Mais comment parler de simple citoyen (car c'est ce qui fait le sujet de notre réflexion) quand le système a choisi de cultiver de préférence des 'simplets'!

Et quand l'exemple donné ce n'est ni le pionnier, ni le patriote, voire Lénine qui disait 'chaque cuisinière doit apprendre à diriger l'Etat.'

En effet, l'astuce du système est de nous placer en face d'un parallèle difficile sinon impossible à atteindre: le culte du grand homme.

En plaçant la barre aussi haut, le simple citoyen n'a aucune chance de sortir de sa banalité, de son néant. Et qui est effectivement le rôle qui lui est assigné.

Toussaint Louverture, Dessalines, Capois-la-Mort, Pétion, Christophe, certes, mais ce sont des êtres hors du commun.

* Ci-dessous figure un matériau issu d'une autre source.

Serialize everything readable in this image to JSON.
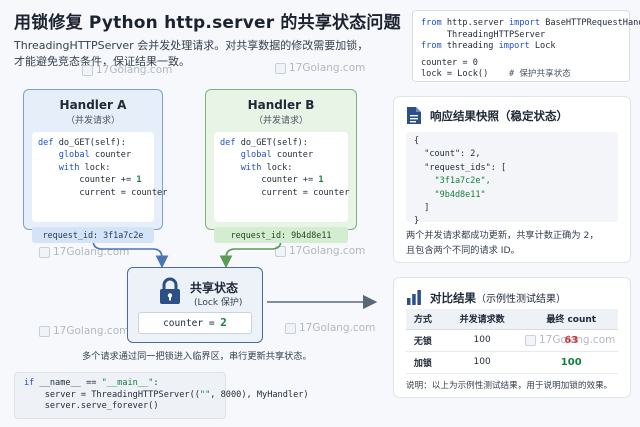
{
  "header": {
    "title": "用锁修复  Python http.server 的共享状态问题",
    "subtitle_line1": "ThreadingHTTPServer 会并发处理请求。对共享数据的修改需要加锁，",
    "subtitle_line2": "才能避免竞态条件，保证结果一致。"
  },
  "watermark": {
    "text": "17Golang.com"
  },
  "code_top": {
    "line1_kw1": "from",
    "line1_mod": " http.server ",
    "line1_kw2": "import",
    "line1_rest": " BaseHTTPRequestHandler,",
    "line2": "     ThreadingHTTPServer",
    "line3_kw1": "from",
    "line3_mod": " threading ",
    "line3_kw2": "import",
    "line3_rest": " Lock",
    "line4": "counter = 0",
    "line5": "lock = Lock()",
    "line5_comment": "# 保护共享状态"
  },
  "handler_a": {
    "title": "Handler A",
    "subtitle": "（并发请求）",
    "def_kw": "def",
    "def_rest": " do_GET(self):",
    "global_kw": "global",
    "global_rest": " counter",
    "with_kw": "with",
    "with_rest": " lock:",
    "inc": "counter += ",
    "inc_val": "1",
    "assign": "current = counter",
    "request_id": "request_id: 3f1a7c2e"
  },
  "handler_b": {
    "title": "Handler B",
    "subtitle": "（并发请求）",
    "def_kw": "def",
    "def_rest": " do_GET(self):",
    "global_kw": "global",
    "global_rest": " counter",
    "with_kw": "with",
    "with_rest": " lock:",
    "inc": "counter += ",
    "inc_val": "1",
    "assign": "current = counter",
    "request_id": "request_id: 9b4d8e11"
  },
  "shared_state": {
    "title": "共享状态",
    "subtitle": "(Lock 保护)",
    "counter_label": "counter = ",
    "counter_value": "2"
  },
  "caption": "多个请求通过同一把锁进入临界区，串行更新共享状态。",
  "code_bottom": {
    "line1_kw": "if",
    "line1_rest": " __name__ == ",
    "line1_str": "\"__main__\"",
    "line1_end": ":",
    "line2_a": "    server = ThreadingHTTPServer((",
    "line2_str": "\"\"",
    "line2_b": ", 8000), MyHandler)",
    "line3": "    server.serve_forever()"
  },
  "snapshot_panel": {
    "title": "响应结果快照（稳定状态）",
    "json_open": "{",
    "count_key": "  \"count\": 2,",
    "ids_key": "  \"request_ids\": [",
    "id1": "    \"3f1a7c2e\",",
    "id2": "    \"9b4d8e11\"",
    "ids_close": "  ]",
    "json_close": "}",
    "note_line1": "两个并发请求都成功更新，共享计数正确为 2，",
    "note_line2": "且包含两个不同的请求 ID。"
  },
  "compare_panel": {
    "title": "对比结果",
    "title_suffix": "（示例性测试结果）",
    "headers": [
      "方式",
      "并发请求数",
      "最终 count"
    ],
    "rows": [
      {
        "method": "无锁",
        "requests": "100",
        "count": "63"
      },
      {
        "method": "加锁",
        "requests": "100",
        "count": "100"
      }
    ],
    "note": "说明：以上为示例性测试结果，用于说明加锁的效果。"
  },
  "colors": {
    "handler_a_border": "#7aa0d4",
    "handler_b_border": "#7fb27b",
    "shared_border": "#4a6a99",
    "good": "#15803d",
    "bad": "#dc2626",
    "accent": "#2b4f86"
  },
  "icons": [
    "lock-icon",
    "document-icon",
    "bar-chart-icon",
    "arrow-right-icon"
  ]
}
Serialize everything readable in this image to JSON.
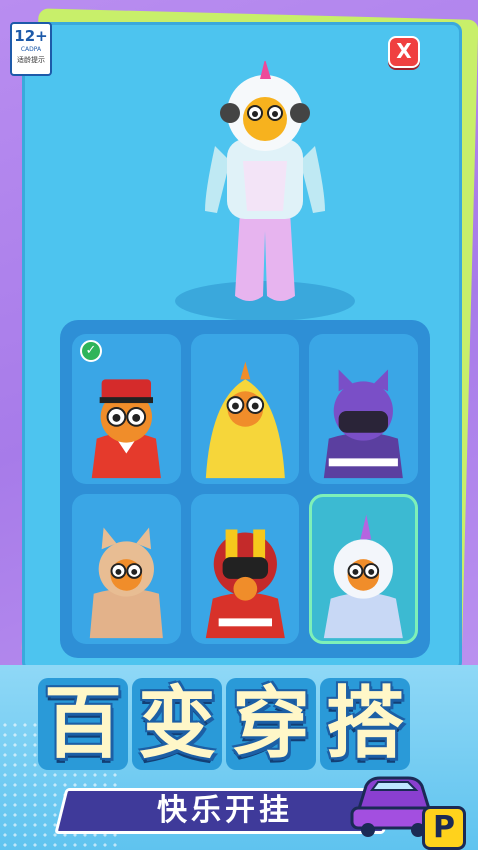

Or comment se comparer à ce qui n'est pas comparable?

On n'a pas le choix.

C'est Capois-la-mort ou rien!

Garat, la sentinelle qui fit feu ...

Regardez le monument dressé à Savannah, Georgia (Etats-Unis) aux Chasseurs volontaires, ce bataillon parti de Saint Domingue, la future Haïti, pour participer à la lutte pour l'indépendance américaine.

On y voit Henry Christophe, le futur roi d'Haïti, dans son rôle de tambour-major, petit gars de 16 ans, c'est l'équivalent du mousse dans la marine.

Dans les monuments en Haïti, combien rendent hommage au petit soldat.

Connaissez-vous un seul portrait de Garat, la sentinelle qui fit feu sur les troupes américaines débarquant à Bizoton lors de la première occupation d'Haïti par les Etats-Unis d'Amérique (1915-1934).

Notre Histoire ignore le simple citoyen.

Or un pays peut se procurer les plus grands cerveaux.

La plupart des Nobels américains sont des expatriés d'Europe.

Et ce n'est pas le seul fait que nos cerveaux à nous continuent de s'expatrier qui fait problème. Les grands cerveaux c'est comme le proverbe: qui se ressemble s'assemble.

Non, le vrai secret de la force d'une nation, et dans notre cas de son existence même, c'est le simple citoyen

Des gestes très simples ...

Comment se reconnaît ce dernier?

Il aime son pays de toutes les fibres de son être. S'il doit le laisser c'est avec beaucoup de peine.

Comme dans la chanson de Othello Bayard (1920), Souvenirs d'Haïti, communément appelée Haïti chérie.

Et c'est pour revenir y vivre à la première occasion.

Le simple citoyen se reconnaît par des gestes très simples, comme l'est l'amour vrai, l'affection véritable, ça ne se décrit pas, ne fait pas les grands titres.

Il est attaché viscéralement à sa terre.

Pour le meilleur et le pire. Les bons comme les mauvais moments.

Il ne se considère pas pour autant plus patriote qu'un autre, ni plus pressé de payer ses obligations fiscales, il ronchonne constamment contre les pouvoirs publics, bref il est un simple citoyen.

(Au masculin comme au féminin, bien sûr

Symbole des 300.000 qui ont perdu la vie ...

Mais pas un citoyen simple.

Parce que lui considère qu'il n'a qu'un seul pays, c'est Haïti, et que son pays est le plus beau de la terre ...

parce que chaque pays est unique.

Et voilà.

Et c'est ce qui nous fait le plus défaut aujourd'hui et qu'il nous faut rebâtir. Ce sens de la citoyenneté haïtienne.

Reprenons: ce sens de la citoyenneté haïtienne comme unique parmi toutes les autres qui composent la grande citoyenneté universelle mais chacune d'elles unique en soi. On ne peut être citoyen du monde, comme certains prétendent (avec plus ou moins mauvaise conscience, qui sait), sans l'être d'abord de quelque part. Comme Mauriac notant (et annotant) ceux qui ont fait cent fois le tour du monde mais pas une seule fois le tour de soi-même!

Conclusion: il faut donner chez nous aussi au simple citoyen la place qu'il mérite.

Et c'est la première.

Comme disait ce poète haïtien des années 50 (lui aussi probablement disparu dans les geôles de nos régimes sanguinaire): 'il nous faut désormais des héros vivants'.

Les véritables héros et héroïnes sont parmi nous. On le sait aujourd'hui. Alors pensons et agissons en conséquence.

Et ce serait le meilleur hommage au citoyen inconnu, symbole des 300.000 qui ont perdu la vie le 12 janvier dernier.